We tie our worth to it. We risk our health for it. We live for it.

And that’s when I realized exactly how to get over someone you love.

Knowing how to get over someone you love isn’t about a magic formula or a spell. It’s about identifying the love you have and the goodness that is there. No matter how small or insignificant it may be. It’s about holding on to that for life and realizing that if you’re going to let anything define your worth, it’s better to let that define you than to lack it.

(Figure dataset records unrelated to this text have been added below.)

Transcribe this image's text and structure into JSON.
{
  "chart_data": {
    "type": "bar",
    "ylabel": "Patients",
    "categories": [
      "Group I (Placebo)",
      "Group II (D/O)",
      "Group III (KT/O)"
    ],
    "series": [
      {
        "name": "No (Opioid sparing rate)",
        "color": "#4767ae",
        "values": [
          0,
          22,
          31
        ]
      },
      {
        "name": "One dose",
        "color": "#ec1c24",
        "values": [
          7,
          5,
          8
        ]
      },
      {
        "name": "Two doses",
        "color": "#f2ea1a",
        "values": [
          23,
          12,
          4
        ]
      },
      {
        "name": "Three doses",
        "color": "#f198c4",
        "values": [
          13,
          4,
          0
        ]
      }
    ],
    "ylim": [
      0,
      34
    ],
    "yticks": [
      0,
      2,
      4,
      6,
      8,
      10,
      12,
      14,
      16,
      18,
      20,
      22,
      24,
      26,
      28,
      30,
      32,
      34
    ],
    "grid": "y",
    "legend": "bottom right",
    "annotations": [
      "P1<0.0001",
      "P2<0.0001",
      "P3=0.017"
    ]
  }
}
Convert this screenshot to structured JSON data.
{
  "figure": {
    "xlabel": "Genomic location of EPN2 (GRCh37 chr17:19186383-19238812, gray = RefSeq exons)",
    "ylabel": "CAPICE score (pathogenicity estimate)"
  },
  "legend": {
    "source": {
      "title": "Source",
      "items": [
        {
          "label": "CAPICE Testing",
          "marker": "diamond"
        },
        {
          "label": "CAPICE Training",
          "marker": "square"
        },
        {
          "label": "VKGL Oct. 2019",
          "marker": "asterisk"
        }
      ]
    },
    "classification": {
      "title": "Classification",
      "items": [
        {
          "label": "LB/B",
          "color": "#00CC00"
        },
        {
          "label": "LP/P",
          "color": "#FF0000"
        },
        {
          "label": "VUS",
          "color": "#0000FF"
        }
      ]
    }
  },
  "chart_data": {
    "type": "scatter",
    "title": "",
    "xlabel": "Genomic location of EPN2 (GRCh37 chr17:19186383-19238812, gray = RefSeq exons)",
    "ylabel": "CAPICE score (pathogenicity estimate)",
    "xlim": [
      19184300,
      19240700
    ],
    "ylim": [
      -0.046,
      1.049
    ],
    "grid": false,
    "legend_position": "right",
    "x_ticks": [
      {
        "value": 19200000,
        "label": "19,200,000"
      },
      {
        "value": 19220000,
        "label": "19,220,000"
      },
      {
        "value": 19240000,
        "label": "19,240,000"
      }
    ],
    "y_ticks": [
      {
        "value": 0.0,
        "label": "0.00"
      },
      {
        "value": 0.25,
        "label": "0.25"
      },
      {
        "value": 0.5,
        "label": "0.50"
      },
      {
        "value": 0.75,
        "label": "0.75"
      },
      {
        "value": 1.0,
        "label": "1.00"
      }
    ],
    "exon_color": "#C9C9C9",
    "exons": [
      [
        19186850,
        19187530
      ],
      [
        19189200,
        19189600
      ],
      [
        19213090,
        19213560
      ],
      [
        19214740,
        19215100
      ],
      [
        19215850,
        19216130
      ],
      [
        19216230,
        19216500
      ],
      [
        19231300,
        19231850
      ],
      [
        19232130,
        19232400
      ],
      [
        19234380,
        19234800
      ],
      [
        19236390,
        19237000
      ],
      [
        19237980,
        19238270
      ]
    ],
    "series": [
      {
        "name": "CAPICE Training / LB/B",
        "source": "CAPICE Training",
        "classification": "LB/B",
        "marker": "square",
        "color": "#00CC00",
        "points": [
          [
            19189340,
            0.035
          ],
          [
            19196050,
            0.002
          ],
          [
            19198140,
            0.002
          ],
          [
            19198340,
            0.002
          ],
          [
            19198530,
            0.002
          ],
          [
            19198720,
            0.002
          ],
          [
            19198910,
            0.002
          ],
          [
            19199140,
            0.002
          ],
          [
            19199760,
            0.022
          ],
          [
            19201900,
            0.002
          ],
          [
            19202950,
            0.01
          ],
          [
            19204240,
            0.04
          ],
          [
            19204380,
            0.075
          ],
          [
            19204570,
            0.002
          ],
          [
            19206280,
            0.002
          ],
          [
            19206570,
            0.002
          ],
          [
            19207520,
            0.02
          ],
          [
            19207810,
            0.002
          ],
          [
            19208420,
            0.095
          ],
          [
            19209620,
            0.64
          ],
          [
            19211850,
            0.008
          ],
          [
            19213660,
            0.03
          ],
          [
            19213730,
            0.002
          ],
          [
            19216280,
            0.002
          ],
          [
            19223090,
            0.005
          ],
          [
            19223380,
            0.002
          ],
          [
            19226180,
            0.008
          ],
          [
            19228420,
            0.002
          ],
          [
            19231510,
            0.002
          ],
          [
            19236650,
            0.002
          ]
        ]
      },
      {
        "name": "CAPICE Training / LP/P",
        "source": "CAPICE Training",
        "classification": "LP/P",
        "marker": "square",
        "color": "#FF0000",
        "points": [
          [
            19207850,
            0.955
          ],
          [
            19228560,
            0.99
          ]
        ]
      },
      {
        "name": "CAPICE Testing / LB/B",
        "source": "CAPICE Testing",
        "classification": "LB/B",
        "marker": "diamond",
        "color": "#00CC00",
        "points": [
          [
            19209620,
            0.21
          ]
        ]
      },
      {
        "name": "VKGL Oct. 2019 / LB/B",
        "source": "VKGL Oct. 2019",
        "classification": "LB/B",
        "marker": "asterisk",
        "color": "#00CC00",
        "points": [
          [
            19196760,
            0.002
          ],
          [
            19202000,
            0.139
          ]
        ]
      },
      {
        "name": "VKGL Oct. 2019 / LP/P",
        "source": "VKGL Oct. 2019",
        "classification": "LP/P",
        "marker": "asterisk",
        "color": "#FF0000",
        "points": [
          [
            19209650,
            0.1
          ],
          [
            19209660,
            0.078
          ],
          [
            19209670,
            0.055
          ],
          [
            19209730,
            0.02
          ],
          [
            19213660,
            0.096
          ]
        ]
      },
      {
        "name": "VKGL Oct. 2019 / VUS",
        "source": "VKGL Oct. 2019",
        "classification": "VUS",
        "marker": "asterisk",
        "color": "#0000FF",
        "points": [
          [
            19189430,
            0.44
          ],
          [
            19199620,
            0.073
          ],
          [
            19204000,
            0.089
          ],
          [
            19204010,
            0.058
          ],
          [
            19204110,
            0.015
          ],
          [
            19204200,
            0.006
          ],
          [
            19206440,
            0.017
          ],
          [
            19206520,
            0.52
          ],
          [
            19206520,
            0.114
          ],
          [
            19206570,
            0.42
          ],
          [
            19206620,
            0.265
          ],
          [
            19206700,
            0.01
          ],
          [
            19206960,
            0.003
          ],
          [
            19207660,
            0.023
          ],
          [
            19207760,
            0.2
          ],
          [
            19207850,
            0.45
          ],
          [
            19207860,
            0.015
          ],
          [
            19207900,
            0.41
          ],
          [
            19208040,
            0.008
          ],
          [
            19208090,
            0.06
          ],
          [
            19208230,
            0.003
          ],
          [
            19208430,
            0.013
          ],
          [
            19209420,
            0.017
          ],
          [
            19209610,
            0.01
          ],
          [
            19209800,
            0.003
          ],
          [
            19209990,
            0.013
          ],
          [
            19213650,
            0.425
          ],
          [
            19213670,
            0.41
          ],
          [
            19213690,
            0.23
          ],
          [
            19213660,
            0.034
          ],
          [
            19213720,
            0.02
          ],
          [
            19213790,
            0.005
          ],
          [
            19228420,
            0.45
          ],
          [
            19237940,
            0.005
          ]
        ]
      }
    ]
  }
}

It’s also about disconnecting. That’s why I created this course. I wanted to redefine what disconnecting means to me and what it has done to me. I connect with the people I see and interact with every day. It’s not always about disconnecting physically. It’s also about disconnecting emotionally. Not so that you become an empty, emotional statue, but so that you can become more available to those who are equally available to you. This is so that you can let go of the pull of unavailable people and start being attracted to what’s good for you.

Trying to figure out how to get over someone who treats you with respect, empathizes with you, and communicates is hard enough. It’s the worst thing ever. It’s painful.

But in my experiences, I’ve found that trying to get over toxic people is much harder—which is so weird. Right?

Shouldn’t it be the fact that…

You were treated like trash.

Your mental health came at the expense of this person’s selfish agenda.

This person was able to justify deception and betrayal and put their selfish agenda ahead of you, your trust, and your heart.

You were demoted to a personal mat while their needs were met.

This person wasn’t consistent.

They were selective in their level of love, honesty, compassion, and respect.

They made you doubt yourself and your worth.

Shouldn’t all of the above make it easier to move on and get over someone?

Shouldn’t all of the above make it much easier to be indifferent to this person, their bullshit, and any strings or crumbs they might throw your way? No. Why? Because entering into any kind of relationship with this person requires compromising your self-esteem, and as long as your self-esteem remains compromised, you will always cling to what these people have no way of offering: commitment, empathy, and connection. You will always be drawn to the one thing they are good at creating: distorted reality.

Only give your time and emotional energy to people who care about you and who are interested in you through actions that do not betray their words. Listen to people’s patterns (which are made up of their actions) first. They will tell you everything you need to know.

And remember—you cannot fully listen to anyone’s actions until you are willing to listen to your own. Make the committed decision to do better because you are better and you deserve better. What you feel is normal. We are conditioned to want what is limited. It’s okay if you’re talking about a fancy car or a pair of designer shoes, but not about things like maturity, honesty, empathy, and humanity.